Lynette Diaz, COTA/L
Tuesday, June 9th, 2020
How many repetitions does it take to create changes in the brain? How many repetitions must one complete before movement is strong, volitional and functional? Research indicates the number is high and the answer is more complex than we may think. Factors to be considered are, quality of repetitions, attention during repetitions, number of joints involved in movement, area of injury in the brain to name a few. It would stand to reason the more complex a movement is the more repetitions would be required.
Randolph J. Nudo is the first to be credited with speaking of the importance and power of repetitive practice in stroke recovery. His research would suggest that approximately 2000 repetitions of a single joint are required to see rewiring in the brain. Edward Taub is credited with introducing constraint induced therapy that also advocates for a high number of repetitions, approximately 200 per session in order to create neuroplastic changes in the brain. Neuroplasticity is the brains ability to form and re-organize neural connections in response to learning or re-learning a skill following an injury, such as a stroke. Neuroplasticity is the rewiring of the brain that allows for recovery of lost skills and movement.
Thus the research suggests a high number of repetitions are required when it comes to rewiring the brain to create neuroplastic changes. However, high repetitions alone may not be enough. Randolph J. Nudo’s research also suggests that the key is to perform meaningful or even novel tasks in which your brain is required to pay attention. For example simply lifting your affected arm 200 times without a specific purpose is not as meaningful to your brain as attempting to lift your arm 200 times in order to brush your teeth or to feed yourself. It is the high number of repetitions paired with meaningful activities that drive neuroplastic changes.
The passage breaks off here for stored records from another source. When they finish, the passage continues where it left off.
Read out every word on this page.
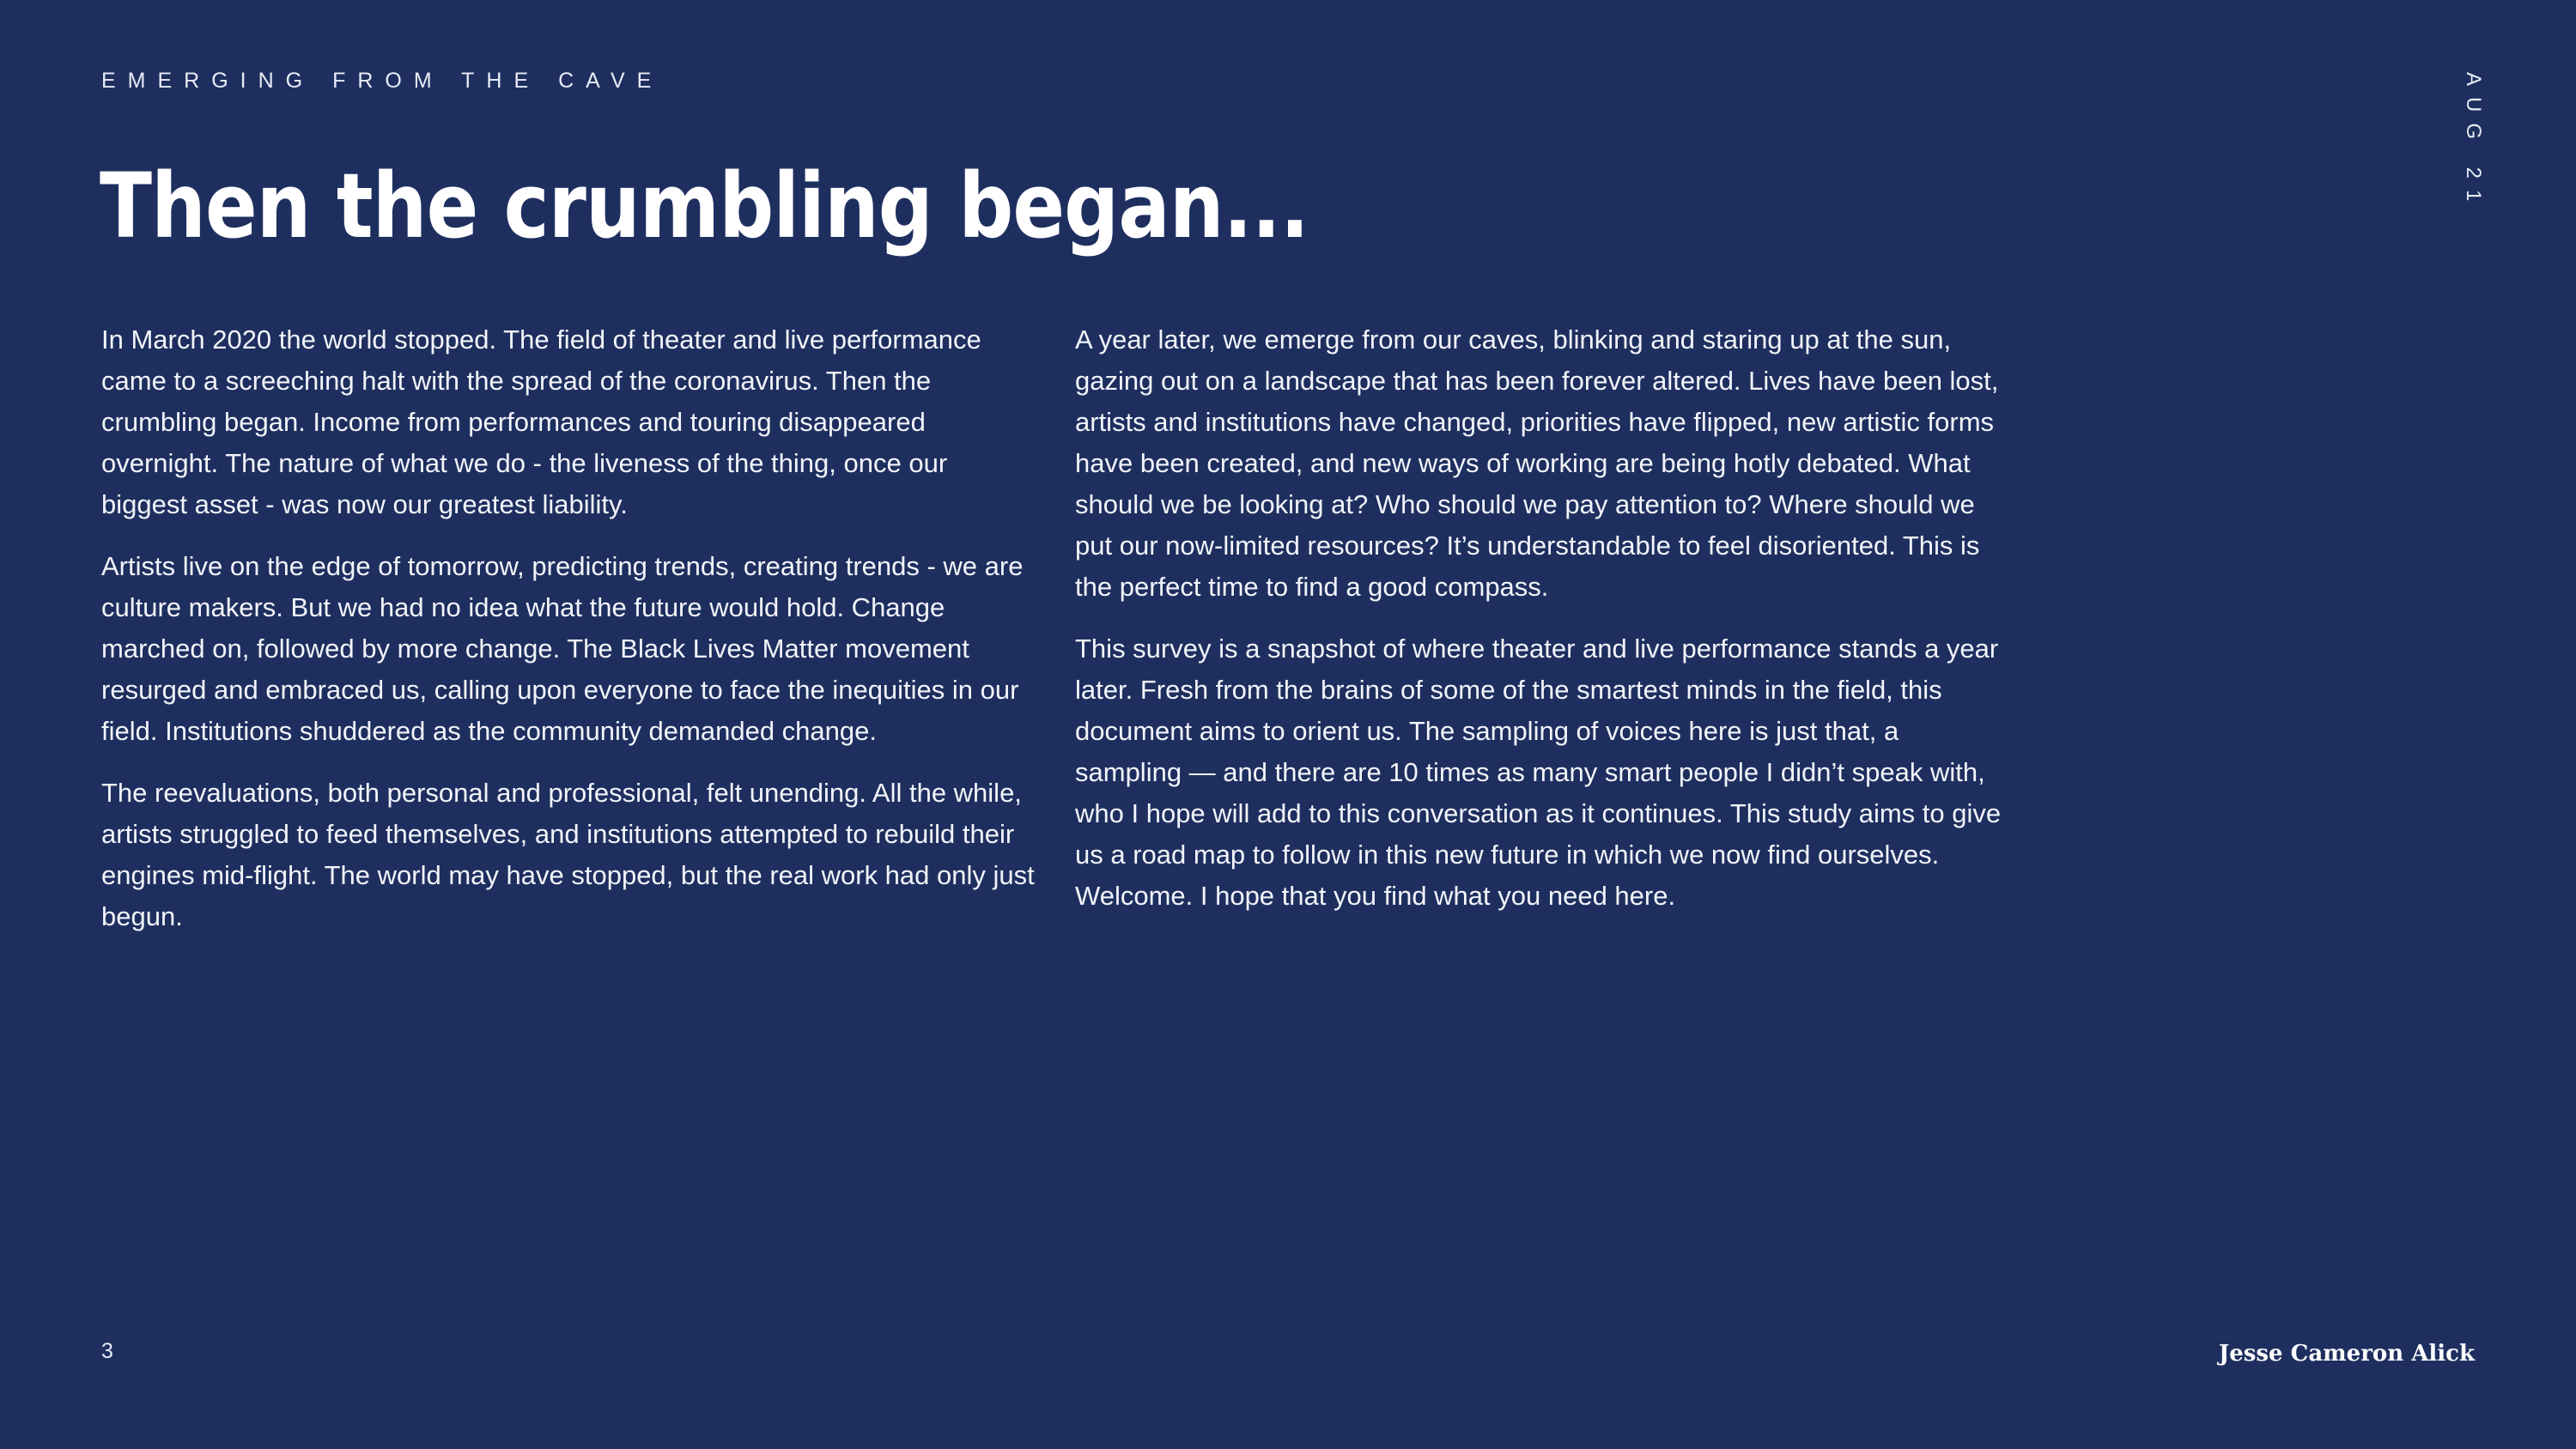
EMERGING FROM THE CAVE	AUG 21
Then the crumbling began...

In March 2020 the world stopped. The field of theater and live performance came to a screeching halt with the spread of the coronavirus. Then the crumbling began. Income from performances and touring disappeared overnight. The nature of what we do - the liveness of the thing, once our biggest asset - was now our greatest liability.

Artists live on the edge of tomorrow, predicting trends, creating trends - we are culture makers. But we had no idea what the future would hold. Change marched on, followed by more change. The Black Lives Matter movement resurged and embraced us, calling upon everyone to face the inequities in our field. Institutions shuddered as the community demanded change.

The reevaluations, both personal and professional, felt unending. All the while, artists struggled to feed themselves, and institutions attempted to rebuild their engines mid-flight. The world may have stopped, but the real work had only just begun.

A year later, we emerge from our caves, blinking and staring up at the sun, gazing out on a landscape that has been forever altered. Lives have been lost, artists and institutions have changed, priorities have flipped, new artistic forms have been created, and new ways of working are being hotly debated. What should we be looking at? Who should we pay attention to? Where should we put our now-limited resources? It’s understandable to feel disoriented. This is the perfect time to find a good compass.

This survey is a snapshot of where theater and live performance stands a year later. Fresh from the brains of some of the smartest minds in the field, this document aims to orient us. The sampling of voices here is just that, a sampling — and there are 10 times as many smart people I didn’t speak with, who I hope will add to this conversation as it continues. This study aims to give us a road map to follow in this new future in which we now find ourselves. Welcome. I hope that you find what you need here.

3	Jesse Cameron Alick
On your journey to recovery, it is important to decide what skills or tasks you’d like to do again. Work with your therapy team to determine how those repetitions can be done in session and also at home. Using a mirror or video taping movement are also good strategies so that you and your therapy team can assess the quality of the movement. To get in enough repetitions it is imperative that meaningful repetitive practice be done at home. So exactly how many repetitions do we need? The bottom line is a lot! Purposeful, meaningful movements, done repeatedly both in therapy and at home. Repetition, attention and meaning are the golden trio to recovering movement.